Ondata di caldo e sicurezza sul lavoro: la RSU di ABC Latina denuncia condizioni inaccettabili sui mezzi di servizio
“In un momento in cui l’emergenza caldo sta dimostrando tutta la sua drammaticità anche sul nostro territorio, la tutela della salute e della sicurezza di chi lavora all’aperto deve essere la priorità assoluta. Nonostante le raccomandazioni e i rischi evidenti per la salute, la RSU di ABC Latina si trova costretta a denunciare pubblicamente le gravi carenze gestionali e strutturali dell’azienda in merito ai mezzi di servizio. Mentre le temperature raggiungono picchi estremi, diversi automezzi aziendali e la totalità delle Apecar in dotazione agli operatori sono completamente privi di impianto di aria condizionata”. Lo dichiara, in una nota, la rappresentanza sindacale unitaria dell’azienda ABC di Latina.
“Costringere gli operatori a svolgere turni di lavoro sotto il sole all’interno di abitacoli che si trasformano in vere e proprie “scatole di calore” è inaccettabile. Non si tratta di una questione di comfort, ma di un preciso fattore di rischio per la salute e la sicurezza delle lavoratrici e dei lavoratori, esposti quotidianamente a colpi di calore, malori e stress termico elevatissimo.
A fronte delle recenti e tragiche notizie che hanno colpito il mondo del lavoro a Latina, non possiamo tollerare che si continui a fare affidamento solo sullo spirito di sacrificio dei dipendenti.
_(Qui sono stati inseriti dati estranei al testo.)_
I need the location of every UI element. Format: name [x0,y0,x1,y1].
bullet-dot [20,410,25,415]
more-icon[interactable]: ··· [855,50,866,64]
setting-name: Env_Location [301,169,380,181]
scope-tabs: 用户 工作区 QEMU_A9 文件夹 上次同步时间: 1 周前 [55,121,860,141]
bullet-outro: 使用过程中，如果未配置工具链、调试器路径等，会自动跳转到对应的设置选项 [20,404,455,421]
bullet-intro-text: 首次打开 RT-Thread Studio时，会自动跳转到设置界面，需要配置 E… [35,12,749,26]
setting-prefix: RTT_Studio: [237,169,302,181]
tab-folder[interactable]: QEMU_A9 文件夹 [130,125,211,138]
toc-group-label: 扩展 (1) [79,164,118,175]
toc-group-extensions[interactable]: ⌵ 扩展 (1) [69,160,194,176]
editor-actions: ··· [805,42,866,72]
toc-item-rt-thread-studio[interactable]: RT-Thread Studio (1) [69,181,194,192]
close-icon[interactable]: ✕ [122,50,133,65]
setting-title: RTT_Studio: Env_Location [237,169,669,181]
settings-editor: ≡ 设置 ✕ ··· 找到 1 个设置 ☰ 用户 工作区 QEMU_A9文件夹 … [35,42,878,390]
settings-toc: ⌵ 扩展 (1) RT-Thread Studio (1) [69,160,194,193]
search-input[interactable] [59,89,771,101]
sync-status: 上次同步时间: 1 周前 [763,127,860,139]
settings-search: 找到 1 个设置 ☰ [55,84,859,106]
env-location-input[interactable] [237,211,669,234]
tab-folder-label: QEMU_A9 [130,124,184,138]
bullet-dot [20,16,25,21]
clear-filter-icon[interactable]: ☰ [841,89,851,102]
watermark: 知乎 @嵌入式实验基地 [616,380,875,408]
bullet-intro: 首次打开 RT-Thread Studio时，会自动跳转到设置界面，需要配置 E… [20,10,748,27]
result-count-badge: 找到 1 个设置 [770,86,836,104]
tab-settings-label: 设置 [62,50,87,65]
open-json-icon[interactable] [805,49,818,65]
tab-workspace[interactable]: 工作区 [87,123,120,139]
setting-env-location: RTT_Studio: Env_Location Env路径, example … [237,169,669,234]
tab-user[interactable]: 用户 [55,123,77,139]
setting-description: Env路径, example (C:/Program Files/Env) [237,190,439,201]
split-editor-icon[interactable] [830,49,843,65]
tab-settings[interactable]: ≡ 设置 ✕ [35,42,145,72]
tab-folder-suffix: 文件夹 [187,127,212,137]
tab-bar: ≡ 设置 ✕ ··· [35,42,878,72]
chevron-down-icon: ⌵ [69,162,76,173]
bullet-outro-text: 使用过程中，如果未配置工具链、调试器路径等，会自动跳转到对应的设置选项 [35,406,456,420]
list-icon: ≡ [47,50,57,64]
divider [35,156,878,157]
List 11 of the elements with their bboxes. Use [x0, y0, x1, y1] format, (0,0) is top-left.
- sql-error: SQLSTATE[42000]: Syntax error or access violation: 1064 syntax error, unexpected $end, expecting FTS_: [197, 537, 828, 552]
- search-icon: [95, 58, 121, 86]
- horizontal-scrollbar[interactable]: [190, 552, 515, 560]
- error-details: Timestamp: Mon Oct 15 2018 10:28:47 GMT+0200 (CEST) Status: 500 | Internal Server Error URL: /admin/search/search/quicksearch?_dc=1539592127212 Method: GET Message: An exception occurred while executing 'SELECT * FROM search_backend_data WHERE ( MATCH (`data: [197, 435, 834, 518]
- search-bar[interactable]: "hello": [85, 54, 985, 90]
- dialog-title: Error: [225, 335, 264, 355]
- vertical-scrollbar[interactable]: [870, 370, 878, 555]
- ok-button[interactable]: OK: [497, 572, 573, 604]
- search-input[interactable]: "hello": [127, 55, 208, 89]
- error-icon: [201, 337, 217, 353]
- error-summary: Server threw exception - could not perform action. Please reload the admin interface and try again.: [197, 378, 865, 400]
Chiediamo ad ABC Latina: un intervento immediato per garantire soluzioni alternative e idonee per tutti gli operatori assegnati ai mezzi sprovvisti di climatizzazione. Un piano straordinario per l’adeguamento o la sostituzione dei mezzi obsoleti che non garantiscono gli standard minimi di tutela della salute. Limitare l’esposizione solare nelle ore più critiche
La salute dei lavoratori non può essere messa in secondo piano né subordinata a logiche economiche o di servizio. In assenza di risposte concrete e immediate da parte dell’azienda, la RSU si riserva di attivare tutte le azioni sindacali necessarie e di segnalare la situazione agli organi di vigilanza preposti”.